It’s been awhile between posts — in Anvilcloudian terms anyway. I was on quite a tear for awhile, so I was happy to take a day or three off in any case. Then, somebody in Latvia was trying his or her darndest to hack my website, so I took that up with my web host. (Why Latvia? Why me?) Following that, the web host itself suffered a malfunction. As if that wasn’t enough, my WordPress software began to do really weird things — of which I will kindly spare you the details. In any case it hasn’t really been t·h·a·t long all things considered.
Now that I’m back,let’s all go out for a walk. There is a park within a block or so of us that leads to a pathway by the river, and I thought I would volunteer to be your tour guide.

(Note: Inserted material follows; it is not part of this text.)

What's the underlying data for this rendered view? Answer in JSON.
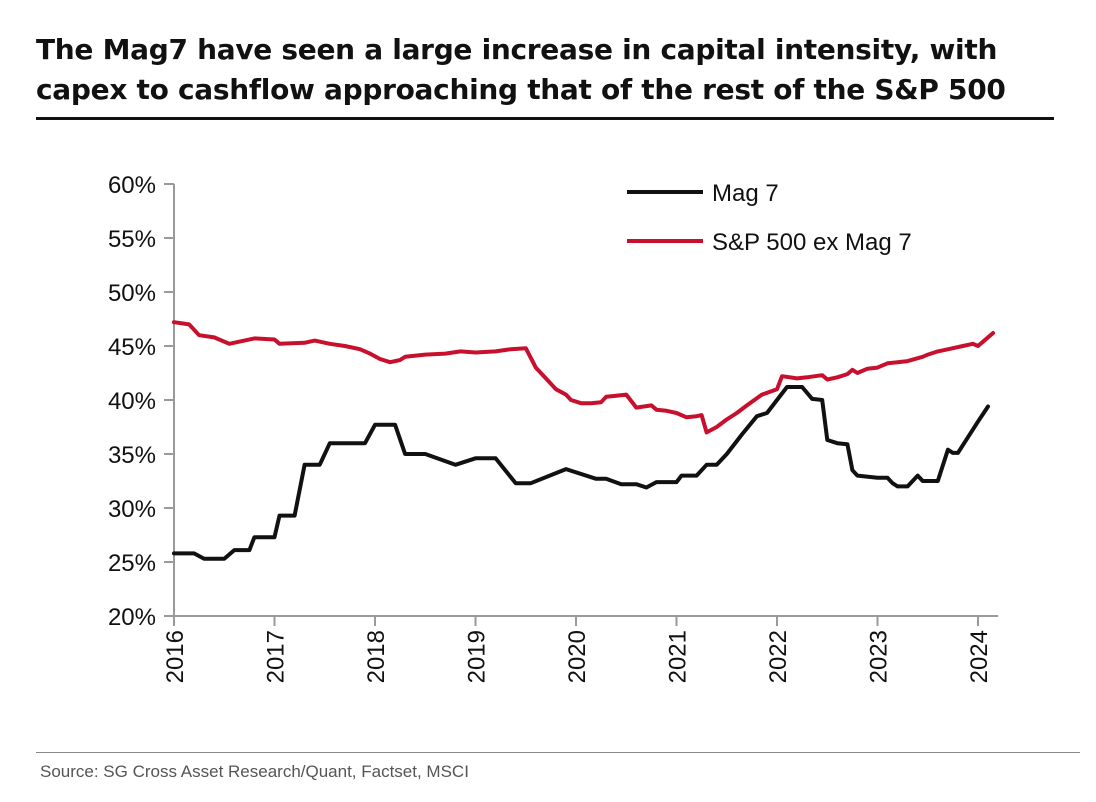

This ↓ is the entrance to the park: a natural pond which has been enlarged. Unfortunately, in the enlarging process, the large frog population was all but wiped out. Bulldozers will do that. There is a playground, barely visible, off the the right. Beyond the pond, barely visible at this size is a little footbridge which leads to the path by the river. Way off in the middle background, your little eyes might espy a tree changing color. Good gracious me.
A further ↑ and closer ↓ view of the bridge. In the closer view, you begin to see the river beyond. This is another part of the Mississippi River which I post from other locations from time to time.
The following photo is the river itself from just the other side of the bridge. It is not navigable in this section, and in the past this town was really built on the natural siting for mills.
Then (below), we go through little stretches of bush. Recently, a fence has been added on the land side to demarcate the subdivision, which you will see later, that is unfortunately being built. I thought the branch against the fence with some loosestrife in the background might make an interesting shot, but it didn’t exactly turn out to be a prize winner. Ah well.
A little further along, the path leaves the woods and follows the edge of the field. The goldenrod is in full bloom in mid August, and I tried to focus on a spot where it was slightly leaning over the fence.
That’s all very nice, but much also has been lost as the town fathers and mothers have allowed development on the other side of the fence. I don’t think they have acted very far-sightedly in allowing this land to be developed rather than setting it aside for parkland. The community is growing fairly rapidly, and we could use another decently sized park in the future. “But think of the tax base, my dear.”
Ah well, we still have the path and the river … and the cute, little bridge.